How does CRW's latency compare on standard HTML pages?

On standard HTML pages, CRW is consistently lower-latency than browser-render-first tools because there is no headless browser in the request path — its p50 of 1914 ms beats Firecrawl's 2305 ms and is effectively tied with Crawl4AI's 1916 ms. On JavaScript-heavy pages that require full browser rendering, the gap narrows because render time dominates every tool. For mixed workloads, CRW favors teams prioritizing latency and throughput over SPA coverage.

Why is CRW's p90 latency the worst of the three tools?

CRW's p90 of 14157 ms is higher than Crawl4AI's 4754 ms and Firecrawl's 6937 ms, and that is by design rather than a defect. The same chrome-stealth fallback that recovers hard pages the other tools miss — and lifts CRW's truth-recall to the top of the table — is what produces the slow tail. We publish the full p50/p90/p99 split rather than a single average so the tradeoff is visible.

Does CRW perform better on all pages?

No. CRW performs best on HTML-primary content such as news articles, documentation, blog posts, and server-rendered pages. On JavaScript-heavy SPAs, CRW's LightPanda integration is functional but less complete than Playwright-based tools, so its coverage on that subset is lower than its overall figure. The isolated JS-subset breakdown is published on /benchmarks.
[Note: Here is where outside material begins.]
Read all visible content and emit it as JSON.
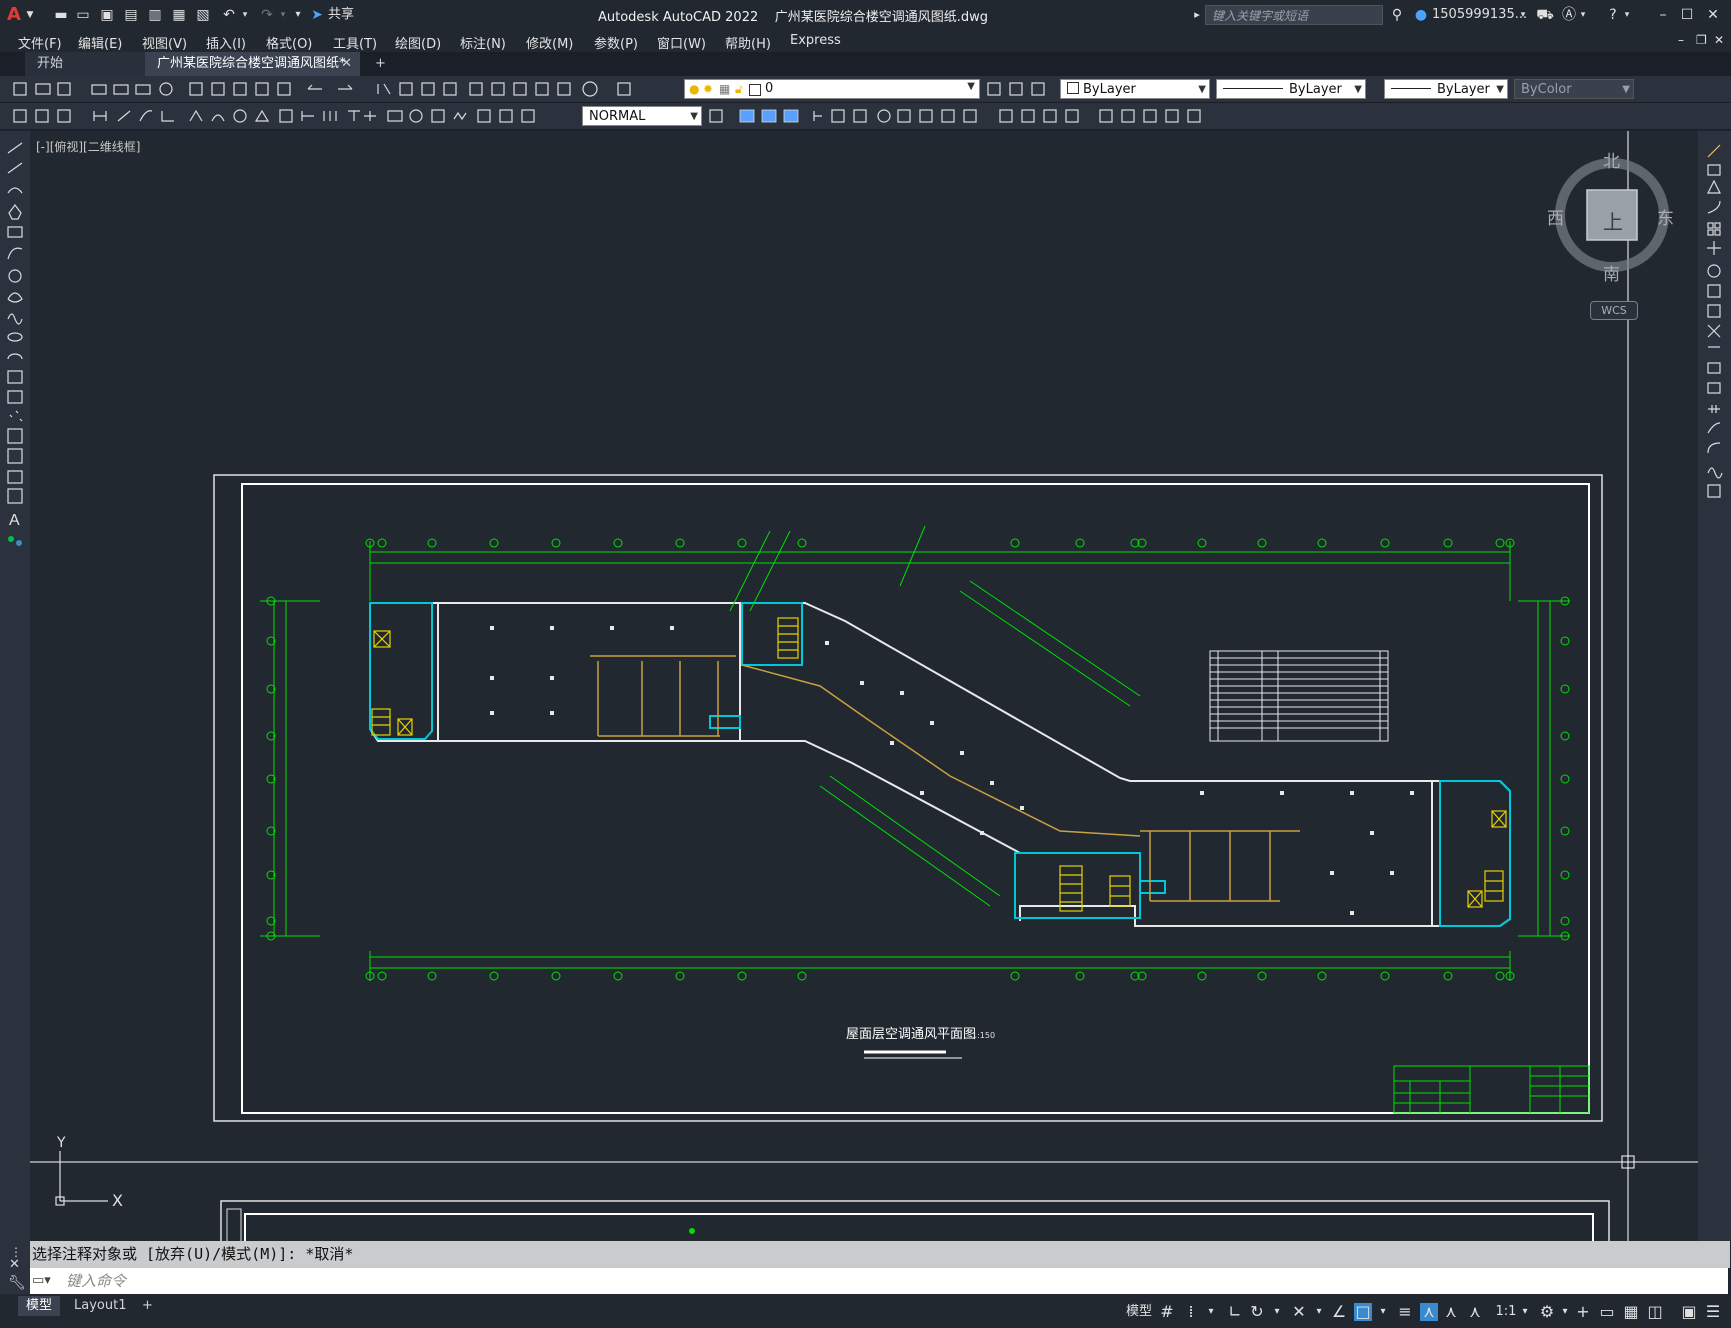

How accurate are these benchmarks?

They are directionally accurate for standard HTML workloads but should be treated with caution for all-SPA or all-protected-site scenarios. Benchmarks are point-in-time and tool versions matter, so we try to re-run with each major CRW release. The most accurate benchmark is always one you run yourself against your own target URLs.

Can I reproduce these results myself?

Yes. The benchmark setup script in this post runs CRW and any Firecrawl-compatible API against your own URL list — provide a plain-text file of URLs and the script handles spinning up containers, running tests, and reporting results. The full latency distribution and a one-command repro are also published alongside the exact dataset on the public /benchmarks page. Differences in your results are expected based on your network, target URLs, and server hardware.

What I Learned Benchmarking CRW Against Firecrawl and Crawl4AI

Why I Ran This Benchmark

When I started building CRW, I needed to understand where it actually stood relative to established tools. Not to "win" a benchmark — that's a useless goal — but to understand which workloads it handles well and where it falls short. Honest benchmarks shape better product decisions.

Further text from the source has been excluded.